Uranium stocks powered sharply higher earlier this year to staggering greed-driven heights. But in the last two or three months, most have already started correcting. Many are already down to their 200dmas today. Although they will probably trend lower with oil stocks, the more beaten-down ones are not as likely to be affected since a lot of their selling is probably already out of the way. So fantastic buying opportunities should manifest in uranium stocks before the oil and gas stocks bottom.
With uranium soaring, hundreds of new companies have entered the fray trying to ride the bull. During the last several months, my business partner Scott Wright and I have researched hundreds of them. After countless hours of investigating, we narrowed down the vast field of uranium stocks to our favorite 20. Just this week we published a brand-new in-depth fundamental report on Zeal’s 20 Favorite Uranium Stocks that details our research. Unfortunately there are a lot of worthless companies in this crowded sector, but we painstakingly sifted through all the chaff to find the best.

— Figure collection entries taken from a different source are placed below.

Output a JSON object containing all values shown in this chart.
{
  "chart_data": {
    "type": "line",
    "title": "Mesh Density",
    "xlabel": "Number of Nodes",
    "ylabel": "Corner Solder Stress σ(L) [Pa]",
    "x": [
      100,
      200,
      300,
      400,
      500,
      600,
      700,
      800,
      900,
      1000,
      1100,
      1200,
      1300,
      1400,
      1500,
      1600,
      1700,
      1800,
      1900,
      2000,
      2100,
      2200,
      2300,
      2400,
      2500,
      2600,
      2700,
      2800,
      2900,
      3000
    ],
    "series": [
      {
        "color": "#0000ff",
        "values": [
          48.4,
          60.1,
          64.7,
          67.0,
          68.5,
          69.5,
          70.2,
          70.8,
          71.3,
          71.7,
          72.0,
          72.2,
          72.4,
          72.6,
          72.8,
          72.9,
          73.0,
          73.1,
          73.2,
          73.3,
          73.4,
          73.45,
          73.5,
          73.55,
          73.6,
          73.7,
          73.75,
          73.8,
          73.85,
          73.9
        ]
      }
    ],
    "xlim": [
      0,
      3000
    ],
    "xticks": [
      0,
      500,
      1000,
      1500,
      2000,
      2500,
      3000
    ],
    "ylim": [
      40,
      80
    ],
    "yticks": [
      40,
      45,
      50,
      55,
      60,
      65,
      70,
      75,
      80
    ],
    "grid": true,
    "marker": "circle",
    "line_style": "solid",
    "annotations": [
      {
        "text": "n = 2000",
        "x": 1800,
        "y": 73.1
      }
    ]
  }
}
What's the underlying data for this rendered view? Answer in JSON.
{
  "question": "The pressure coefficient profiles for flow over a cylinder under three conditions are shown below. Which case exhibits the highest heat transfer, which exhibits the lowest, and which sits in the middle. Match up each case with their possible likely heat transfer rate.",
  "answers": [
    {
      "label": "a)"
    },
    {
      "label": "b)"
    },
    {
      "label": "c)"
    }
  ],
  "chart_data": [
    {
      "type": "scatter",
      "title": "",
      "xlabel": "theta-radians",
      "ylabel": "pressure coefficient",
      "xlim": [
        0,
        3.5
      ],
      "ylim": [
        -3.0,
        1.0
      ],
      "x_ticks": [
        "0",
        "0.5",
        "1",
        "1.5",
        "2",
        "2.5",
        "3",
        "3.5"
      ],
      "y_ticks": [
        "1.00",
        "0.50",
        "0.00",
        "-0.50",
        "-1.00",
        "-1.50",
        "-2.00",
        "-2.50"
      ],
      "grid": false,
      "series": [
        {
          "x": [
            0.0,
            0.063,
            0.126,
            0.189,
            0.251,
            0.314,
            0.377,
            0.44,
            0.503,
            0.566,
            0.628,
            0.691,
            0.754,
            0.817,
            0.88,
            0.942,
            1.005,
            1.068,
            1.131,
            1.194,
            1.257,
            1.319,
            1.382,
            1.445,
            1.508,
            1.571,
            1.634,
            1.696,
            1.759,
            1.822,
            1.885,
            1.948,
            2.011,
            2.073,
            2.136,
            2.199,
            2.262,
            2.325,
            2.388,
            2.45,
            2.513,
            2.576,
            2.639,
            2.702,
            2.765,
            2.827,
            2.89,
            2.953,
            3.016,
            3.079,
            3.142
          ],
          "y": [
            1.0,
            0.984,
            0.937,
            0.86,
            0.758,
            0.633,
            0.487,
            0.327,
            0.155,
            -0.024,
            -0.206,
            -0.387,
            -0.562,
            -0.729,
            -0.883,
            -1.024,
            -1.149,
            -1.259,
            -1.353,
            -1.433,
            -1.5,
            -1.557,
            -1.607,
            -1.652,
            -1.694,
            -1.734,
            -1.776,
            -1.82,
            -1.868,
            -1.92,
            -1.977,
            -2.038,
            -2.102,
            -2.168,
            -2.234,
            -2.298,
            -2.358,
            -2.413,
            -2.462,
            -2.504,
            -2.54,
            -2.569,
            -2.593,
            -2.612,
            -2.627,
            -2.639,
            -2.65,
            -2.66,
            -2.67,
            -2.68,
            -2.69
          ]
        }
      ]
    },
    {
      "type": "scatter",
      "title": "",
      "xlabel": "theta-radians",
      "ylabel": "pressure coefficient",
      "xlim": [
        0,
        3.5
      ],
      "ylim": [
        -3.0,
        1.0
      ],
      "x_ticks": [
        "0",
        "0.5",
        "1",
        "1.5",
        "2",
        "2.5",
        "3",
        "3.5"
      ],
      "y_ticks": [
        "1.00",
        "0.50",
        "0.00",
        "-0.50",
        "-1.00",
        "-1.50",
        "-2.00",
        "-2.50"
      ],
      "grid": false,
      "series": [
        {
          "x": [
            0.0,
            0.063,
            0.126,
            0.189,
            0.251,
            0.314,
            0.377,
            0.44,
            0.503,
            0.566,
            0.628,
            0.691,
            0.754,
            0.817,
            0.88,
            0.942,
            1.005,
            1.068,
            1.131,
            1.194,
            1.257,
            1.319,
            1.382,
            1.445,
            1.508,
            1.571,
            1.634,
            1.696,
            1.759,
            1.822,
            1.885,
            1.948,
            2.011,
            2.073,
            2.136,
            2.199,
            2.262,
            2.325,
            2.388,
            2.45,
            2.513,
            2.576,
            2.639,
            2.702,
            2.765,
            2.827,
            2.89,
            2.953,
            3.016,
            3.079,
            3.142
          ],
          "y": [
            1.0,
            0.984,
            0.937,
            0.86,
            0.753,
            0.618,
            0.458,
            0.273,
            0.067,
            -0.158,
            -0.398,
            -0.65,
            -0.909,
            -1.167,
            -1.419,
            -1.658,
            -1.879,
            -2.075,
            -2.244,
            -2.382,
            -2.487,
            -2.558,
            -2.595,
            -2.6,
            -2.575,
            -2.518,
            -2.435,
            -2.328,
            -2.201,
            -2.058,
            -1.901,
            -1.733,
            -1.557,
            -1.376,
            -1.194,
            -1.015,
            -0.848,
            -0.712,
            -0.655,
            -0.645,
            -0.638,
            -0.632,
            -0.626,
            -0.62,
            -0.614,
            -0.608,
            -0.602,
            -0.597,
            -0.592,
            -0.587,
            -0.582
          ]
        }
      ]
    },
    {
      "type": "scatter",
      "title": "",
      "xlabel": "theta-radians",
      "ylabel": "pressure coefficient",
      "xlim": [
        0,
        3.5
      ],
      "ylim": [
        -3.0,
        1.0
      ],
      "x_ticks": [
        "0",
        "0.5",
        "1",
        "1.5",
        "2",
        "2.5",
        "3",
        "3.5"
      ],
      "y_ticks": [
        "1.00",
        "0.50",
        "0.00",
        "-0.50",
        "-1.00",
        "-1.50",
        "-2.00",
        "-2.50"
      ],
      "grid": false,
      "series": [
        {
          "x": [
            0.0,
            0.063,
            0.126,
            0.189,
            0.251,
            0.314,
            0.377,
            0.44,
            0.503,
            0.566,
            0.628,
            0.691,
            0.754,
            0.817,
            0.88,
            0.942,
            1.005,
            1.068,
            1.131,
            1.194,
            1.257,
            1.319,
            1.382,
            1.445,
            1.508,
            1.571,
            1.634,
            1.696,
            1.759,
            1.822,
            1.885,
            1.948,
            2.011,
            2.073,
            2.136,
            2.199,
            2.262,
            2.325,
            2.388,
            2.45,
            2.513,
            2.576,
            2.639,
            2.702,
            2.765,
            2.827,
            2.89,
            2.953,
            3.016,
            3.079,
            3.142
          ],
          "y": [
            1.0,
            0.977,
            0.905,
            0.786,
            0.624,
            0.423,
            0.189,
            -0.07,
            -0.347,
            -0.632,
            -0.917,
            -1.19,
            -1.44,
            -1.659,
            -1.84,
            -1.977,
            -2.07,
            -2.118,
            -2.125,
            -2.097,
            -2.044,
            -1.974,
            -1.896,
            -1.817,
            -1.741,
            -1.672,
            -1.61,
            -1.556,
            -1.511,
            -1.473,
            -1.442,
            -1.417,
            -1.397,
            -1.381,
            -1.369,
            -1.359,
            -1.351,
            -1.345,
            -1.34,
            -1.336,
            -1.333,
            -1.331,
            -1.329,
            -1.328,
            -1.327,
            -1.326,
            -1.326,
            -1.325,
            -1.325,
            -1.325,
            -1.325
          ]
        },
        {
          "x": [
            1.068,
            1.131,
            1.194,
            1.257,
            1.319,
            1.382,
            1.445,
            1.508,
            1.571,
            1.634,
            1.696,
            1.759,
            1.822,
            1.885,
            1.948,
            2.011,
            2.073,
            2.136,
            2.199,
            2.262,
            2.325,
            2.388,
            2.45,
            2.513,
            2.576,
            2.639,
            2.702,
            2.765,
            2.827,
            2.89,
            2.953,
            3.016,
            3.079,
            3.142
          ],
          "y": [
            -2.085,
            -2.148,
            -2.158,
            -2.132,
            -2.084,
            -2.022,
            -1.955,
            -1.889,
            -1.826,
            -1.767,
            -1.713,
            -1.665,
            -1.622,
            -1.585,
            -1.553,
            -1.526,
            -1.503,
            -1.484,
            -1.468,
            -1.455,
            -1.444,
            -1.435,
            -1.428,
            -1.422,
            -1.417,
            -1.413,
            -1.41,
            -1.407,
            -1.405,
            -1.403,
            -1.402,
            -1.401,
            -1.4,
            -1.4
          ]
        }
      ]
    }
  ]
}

If you are interested in adding elite uranium-stock positions in the upcoming buying opportunity, buy our new report today! It will save you hundreds of hours of research and give you the fundamental scoop on some of the most promising uranium miners and explorers on the planet. The companies we profiled in this report are extremely impressive and well-positioned to soar with this uranium bull.
We also publish an acclaimed monthly newsletter where we research the commodities markets with the mission of launching high-probability-for-success trades in elite commodities stocks at technically-opportune times. Join us today to see what we are trading, when, and why. As this probable energy-stock correction matures, we are looking forward to adding a bunch of new high-potential energy stock trades.
The bottom line is all bulls flow and ebb, and the energy-stock bulls are no exception. Since March, many energy stocks have been bid up along with the general stock markets to technically overbought levels. In the past when the oil stocks, the dominant sub-sector in energy, have reached such extremes, a correction back down to their 200dmas was imminent. Another such correction is highly probable today.
Corrections are healthy and necessary to rebalance sentiment within secular bull markets. As such, they should be seen as opportunities, not threats. Prudent investors and speculators who build up cash positions now should be able to buy on the order of 20% more shares in their favorite energy companies after a correction than now near the tops. Anticipating probable corrections can be very profitable.